The evidence supporting the Bureau's petition for guardianship fell into two general categories: testimony concerning the condition of the children after they were placed with the Bureau in June 1967, and testimony tending to show conditions in the Cope home. In both cases, almost all of the evidence adduced was hearsay testimony. *342 Staff members from the Bureau were permitted to testify, over repeated objections by counsel for Miss Cope, to reports of the physical and mental condition of the children while in the Bureau's custody, as well as to reports that Miss Cope mistreated the children when they were at home.
Taken together, this evidence showed nothing more than that the children were in poor physical and mental condition when the Bureau first received them; that they flourished while in the Bureau's care, and that they retrograded when the mother visited them and when she kept Bettina with her. There is very little in the competent evidence to establish the potentiality for abuse and neglect alleged by the Bureau in their petitions. Aside from the hearsay "reports" of mistreatment in the Cope home, the only competent evidence in this regard was the testimony of an Englewood police officer that, in response to a call from an unidentified resident, he appeared at the Cope apartment and found Miss Cope holding an ironing cord and one of the children "in hysterics." The officer found no evidence of physical abuse of the child and was unable to ascertain the cause of the child's crying. Miss Cope told him it was none of his business and she would discipline her children as she saw fit. The officer stated that the apartment was "untidy."

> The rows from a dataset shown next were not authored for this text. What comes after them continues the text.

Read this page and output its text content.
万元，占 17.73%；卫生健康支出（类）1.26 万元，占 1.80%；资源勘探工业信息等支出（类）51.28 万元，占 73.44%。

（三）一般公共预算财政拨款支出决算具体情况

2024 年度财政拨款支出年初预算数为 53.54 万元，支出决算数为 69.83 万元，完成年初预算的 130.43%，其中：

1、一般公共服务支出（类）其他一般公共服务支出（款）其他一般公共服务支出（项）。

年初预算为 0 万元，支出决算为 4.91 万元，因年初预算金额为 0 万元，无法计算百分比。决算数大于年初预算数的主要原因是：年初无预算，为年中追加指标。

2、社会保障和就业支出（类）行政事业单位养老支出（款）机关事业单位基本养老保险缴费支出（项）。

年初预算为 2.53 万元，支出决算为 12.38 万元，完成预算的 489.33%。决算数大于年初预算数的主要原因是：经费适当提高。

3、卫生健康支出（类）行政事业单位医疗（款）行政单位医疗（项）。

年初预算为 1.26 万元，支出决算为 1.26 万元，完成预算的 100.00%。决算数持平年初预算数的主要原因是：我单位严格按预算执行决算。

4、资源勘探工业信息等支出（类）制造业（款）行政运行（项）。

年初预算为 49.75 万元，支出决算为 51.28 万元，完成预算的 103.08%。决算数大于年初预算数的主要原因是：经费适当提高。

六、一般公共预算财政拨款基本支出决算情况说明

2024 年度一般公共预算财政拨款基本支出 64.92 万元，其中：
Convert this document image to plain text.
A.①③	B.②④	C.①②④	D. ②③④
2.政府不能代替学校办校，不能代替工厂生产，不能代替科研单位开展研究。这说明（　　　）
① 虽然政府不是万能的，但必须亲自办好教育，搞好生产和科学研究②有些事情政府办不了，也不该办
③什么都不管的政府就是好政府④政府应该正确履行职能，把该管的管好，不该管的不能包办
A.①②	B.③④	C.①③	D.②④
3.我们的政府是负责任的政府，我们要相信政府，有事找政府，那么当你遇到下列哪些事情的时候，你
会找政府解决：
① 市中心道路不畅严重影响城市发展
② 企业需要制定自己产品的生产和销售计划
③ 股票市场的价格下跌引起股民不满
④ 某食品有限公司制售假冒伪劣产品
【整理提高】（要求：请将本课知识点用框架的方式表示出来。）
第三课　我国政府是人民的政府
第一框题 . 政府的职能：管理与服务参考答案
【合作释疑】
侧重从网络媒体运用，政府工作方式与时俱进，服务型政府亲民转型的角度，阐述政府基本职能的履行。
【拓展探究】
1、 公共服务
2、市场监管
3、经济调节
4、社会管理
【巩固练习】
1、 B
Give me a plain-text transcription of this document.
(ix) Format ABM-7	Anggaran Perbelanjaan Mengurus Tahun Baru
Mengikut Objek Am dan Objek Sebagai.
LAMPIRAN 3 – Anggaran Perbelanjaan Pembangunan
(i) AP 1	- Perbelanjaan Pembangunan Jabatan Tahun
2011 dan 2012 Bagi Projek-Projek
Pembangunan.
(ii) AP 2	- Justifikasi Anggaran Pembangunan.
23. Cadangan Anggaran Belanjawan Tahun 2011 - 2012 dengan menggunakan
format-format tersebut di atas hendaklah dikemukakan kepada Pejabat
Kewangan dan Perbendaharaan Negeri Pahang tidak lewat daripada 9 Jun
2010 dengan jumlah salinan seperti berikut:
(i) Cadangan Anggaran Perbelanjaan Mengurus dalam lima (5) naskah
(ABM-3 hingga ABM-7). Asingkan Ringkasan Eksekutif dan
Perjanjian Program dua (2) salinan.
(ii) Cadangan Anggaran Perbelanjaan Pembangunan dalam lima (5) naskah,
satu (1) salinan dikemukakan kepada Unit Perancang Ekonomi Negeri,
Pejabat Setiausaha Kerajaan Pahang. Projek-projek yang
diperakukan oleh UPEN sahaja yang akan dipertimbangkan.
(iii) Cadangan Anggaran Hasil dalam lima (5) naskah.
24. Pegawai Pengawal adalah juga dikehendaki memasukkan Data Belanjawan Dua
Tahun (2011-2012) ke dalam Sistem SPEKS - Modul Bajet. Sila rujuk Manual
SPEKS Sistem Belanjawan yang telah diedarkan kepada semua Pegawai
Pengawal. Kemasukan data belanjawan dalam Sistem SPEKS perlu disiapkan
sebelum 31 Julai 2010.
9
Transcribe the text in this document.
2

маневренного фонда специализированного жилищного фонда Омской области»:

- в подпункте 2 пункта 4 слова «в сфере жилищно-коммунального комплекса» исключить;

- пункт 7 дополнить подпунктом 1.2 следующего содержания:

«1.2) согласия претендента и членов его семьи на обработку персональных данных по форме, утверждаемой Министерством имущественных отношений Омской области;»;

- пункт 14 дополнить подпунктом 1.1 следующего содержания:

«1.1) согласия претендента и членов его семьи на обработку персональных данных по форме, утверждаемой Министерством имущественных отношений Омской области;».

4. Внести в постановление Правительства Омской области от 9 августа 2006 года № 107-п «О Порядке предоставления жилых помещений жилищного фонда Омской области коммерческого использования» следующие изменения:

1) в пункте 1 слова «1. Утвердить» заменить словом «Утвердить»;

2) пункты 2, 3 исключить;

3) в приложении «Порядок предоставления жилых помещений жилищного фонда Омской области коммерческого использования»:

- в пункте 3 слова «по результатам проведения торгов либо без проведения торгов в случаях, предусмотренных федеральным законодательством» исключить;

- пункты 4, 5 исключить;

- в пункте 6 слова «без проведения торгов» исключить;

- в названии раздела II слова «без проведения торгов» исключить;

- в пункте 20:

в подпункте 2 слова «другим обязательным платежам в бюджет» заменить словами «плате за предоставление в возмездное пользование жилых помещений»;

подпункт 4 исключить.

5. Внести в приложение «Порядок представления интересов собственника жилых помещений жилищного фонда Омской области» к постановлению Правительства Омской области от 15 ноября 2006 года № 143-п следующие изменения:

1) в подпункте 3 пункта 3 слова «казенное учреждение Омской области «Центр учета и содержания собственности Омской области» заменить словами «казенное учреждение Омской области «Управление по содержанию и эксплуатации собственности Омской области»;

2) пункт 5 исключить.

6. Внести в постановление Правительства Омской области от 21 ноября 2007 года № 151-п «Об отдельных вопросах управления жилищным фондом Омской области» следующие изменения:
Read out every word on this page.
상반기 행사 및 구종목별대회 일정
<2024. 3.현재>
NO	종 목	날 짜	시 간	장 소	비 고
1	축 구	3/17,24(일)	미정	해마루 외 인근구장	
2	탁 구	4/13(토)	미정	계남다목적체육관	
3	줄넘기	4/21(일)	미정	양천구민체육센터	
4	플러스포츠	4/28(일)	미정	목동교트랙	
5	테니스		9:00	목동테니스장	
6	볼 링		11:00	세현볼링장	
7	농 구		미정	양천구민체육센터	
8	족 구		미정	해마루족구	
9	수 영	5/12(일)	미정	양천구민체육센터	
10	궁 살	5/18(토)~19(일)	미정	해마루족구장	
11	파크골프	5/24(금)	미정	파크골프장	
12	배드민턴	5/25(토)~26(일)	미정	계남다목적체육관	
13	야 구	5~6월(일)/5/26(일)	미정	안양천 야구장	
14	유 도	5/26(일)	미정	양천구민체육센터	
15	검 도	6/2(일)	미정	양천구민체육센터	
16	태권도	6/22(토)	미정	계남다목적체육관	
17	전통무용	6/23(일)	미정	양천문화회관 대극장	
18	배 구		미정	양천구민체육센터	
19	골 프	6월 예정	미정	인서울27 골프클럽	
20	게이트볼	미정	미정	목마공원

As for the period in September 1967 during which Miss Cope "snatched" Bettina from the Bureau, there was no showing that the mother injured or otherwise mistreated the child. Although it was testified that the purpose of the commitment was "to permit the children to have the kind of services that would benefit them and also to permit the mother to undertake some care and treatment for herself," we are not informed as to what, if any, treatment was needed by Miss Cope. In particular, there was no showing in the record that she was in any way incapable of caring for her children.